Automatic Speech Recognition (ASR) has been a cornerstone capability for voice contact centers for years, enabling agents to review what was just said, or to review older calls to better gather context, and facilitating a whole suite of quality assurance and analytics capabilities. Because ASAPP specializes in serving large enterprise customers with a plethora of data, we’re always looking for ways to improve the scalability and performance of our speech-to-text models; even small wins in accuracy, for example, can translate into huge gains for our customers. Accordingly, we’ve recently made a strategic switch from a hybrid ASR architecture to a more powerful end-to-end neural model. Since adopting this new model we’ve been able to reduce the lower median latency of our model by over 50%, increase the accuracy, and lower the cost of running the model.
To understand why we made this strategic technological shift and how we achieved these results it helps to understand the status quo in real time transcription for contact centers. Often a hybrid model is used which combines separate complementary components. The first component is an acoustic model that translates the raw audio signal into phonemes, the basic units of human speech. Unfortunately the audio data alone can’t be used to construct a sentence of words, since phonemes can be combined in many different ways to construct words. To solve these ambiguities, a lexicon is used to map phonemes to possible words, and a third component, a language model, picks the most likely phrase or sentence from several candidates. This type of pipeline of separate components has been used for decades.
While hybrid architectures have been the standard, they have their limitations. First, because the acoustic model has been trained separately from the language model, they are not quite as powerful as a single larger model. In our new end-to-end architecture, the encoder gives a richer piece of data to the decoder than just phonemes; moreover the pieces of our architecture are all trained together, so they learn to work well together.

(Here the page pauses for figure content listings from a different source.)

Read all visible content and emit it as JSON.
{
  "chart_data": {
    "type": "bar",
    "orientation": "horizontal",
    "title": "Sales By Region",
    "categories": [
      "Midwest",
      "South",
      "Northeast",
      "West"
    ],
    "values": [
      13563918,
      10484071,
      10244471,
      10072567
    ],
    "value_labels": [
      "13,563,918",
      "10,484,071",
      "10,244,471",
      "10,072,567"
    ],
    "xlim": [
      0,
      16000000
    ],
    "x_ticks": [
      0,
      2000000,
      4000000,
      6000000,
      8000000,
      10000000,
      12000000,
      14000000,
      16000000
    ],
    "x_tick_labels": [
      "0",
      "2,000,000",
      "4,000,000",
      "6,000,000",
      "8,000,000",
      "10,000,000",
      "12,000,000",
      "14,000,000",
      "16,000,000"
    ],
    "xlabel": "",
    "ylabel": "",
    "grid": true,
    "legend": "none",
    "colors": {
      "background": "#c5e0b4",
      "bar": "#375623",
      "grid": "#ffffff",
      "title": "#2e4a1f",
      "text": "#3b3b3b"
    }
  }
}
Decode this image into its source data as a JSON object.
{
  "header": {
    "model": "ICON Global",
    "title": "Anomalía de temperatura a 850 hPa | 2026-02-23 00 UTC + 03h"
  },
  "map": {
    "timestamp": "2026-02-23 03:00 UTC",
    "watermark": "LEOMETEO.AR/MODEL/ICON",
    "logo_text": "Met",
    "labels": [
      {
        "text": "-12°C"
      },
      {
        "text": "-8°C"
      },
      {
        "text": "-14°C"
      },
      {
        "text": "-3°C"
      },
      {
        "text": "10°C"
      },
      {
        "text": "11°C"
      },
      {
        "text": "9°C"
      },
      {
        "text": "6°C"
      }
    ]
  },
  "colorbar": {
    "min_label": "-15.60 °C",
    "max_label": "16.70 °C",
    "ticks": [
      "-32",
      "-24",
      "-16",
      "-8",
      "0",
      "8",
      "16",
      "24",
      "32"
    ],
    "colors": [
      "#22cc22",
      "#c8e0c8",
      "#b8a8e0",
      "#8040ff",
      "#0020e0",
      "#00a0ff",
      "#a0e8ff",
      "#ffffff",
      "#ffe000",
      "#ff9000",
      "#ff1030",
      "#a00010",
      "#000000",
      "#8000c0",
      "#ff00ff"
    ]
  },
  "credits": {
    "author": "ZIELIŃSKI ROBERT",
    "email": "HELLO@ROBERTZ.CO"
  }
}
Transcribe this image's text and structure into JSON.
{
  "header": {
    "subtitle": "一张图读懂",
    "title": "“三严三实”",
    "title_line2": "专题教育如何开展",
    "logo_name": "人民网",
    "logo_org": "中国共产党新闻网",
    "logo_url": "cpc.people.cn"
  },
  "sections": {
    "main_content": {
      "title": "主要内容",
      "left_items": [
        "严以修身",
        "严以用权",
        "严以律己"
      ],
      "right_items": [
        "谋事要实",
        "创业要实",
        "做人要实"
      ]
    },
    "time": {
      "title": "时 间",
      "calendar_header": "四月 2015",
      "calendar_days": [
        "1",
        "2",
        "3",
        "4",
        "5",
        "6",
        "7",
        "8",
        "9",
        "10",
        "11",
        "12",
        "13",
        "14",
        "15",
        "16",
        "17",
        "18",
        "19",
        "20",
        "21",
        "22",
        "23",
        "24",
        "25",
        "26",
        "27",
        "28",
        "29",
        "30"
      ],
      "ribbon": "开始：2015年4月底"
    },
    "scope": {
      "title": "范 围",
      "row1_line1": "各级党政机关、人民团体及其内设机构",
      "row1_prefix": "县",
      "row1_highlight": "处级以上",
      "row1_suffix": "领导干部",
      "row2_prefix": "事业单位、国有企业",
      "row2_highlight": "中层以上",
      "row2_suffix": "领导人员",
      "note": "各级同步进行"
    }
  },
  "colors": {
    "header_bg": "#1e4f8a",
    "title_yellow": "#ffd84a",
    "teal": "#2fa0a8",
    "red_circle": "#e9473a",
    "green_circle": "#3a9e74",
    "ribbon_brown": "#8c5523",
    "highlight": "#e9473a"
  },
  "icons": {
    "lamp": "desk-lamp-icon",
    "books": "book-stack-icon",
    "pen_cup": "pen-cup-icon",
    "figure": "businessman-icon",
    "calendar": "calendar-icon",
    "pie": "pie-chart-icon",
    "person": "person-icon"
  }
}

The separation of the model components in the legacy architecture has another constraint: it starts to get diminishing returns from more data. In contrast, our new integrated architecture requires more data, but also continues to improve more dramatically as we train it on new data. In other words, this new model is better able to take advantage of the large amounts of data that we encounter working with enterprise customers. Some of this data is text without audio or vice versa and leveraging it allows us to further boost model performance without expensive transcription annotation by humans. It’s worth noting the power of modern GPUs has catalyzed the success of these new techniques, enabling these larger jointly trained models to train on larger datasets in reasonable amounts of time.
Once trained, we can tally up all the metrics and see improvements across the board: The training process is simpler and easier to scale, it’s twice as cheap, and twice as fast*. The model also balances real time demand with historical accuracy: the model waits a few milliseconds to consider audio slightly into the future, giving it more context to predict the right words in virtually real time; finally the model contains a rescoring component that utilizes a larger window of audio to commit an even more accurate transcription to the historical record. Both our real time and historical transcription capabilities are advancing the state of the art.
ASAPP E2E Performance By the Numbers
This was not an easy task. ASAPP has a world class team that continuously looks for ways to improve our speech capabilities. The nexus of GPU power, better modeling techniques, and bigger datasets reduces the need for an external language model and enables them to train the whole thing end to end. These improvements translate into better, faster models that our customers can leverage for their speech transcription needs.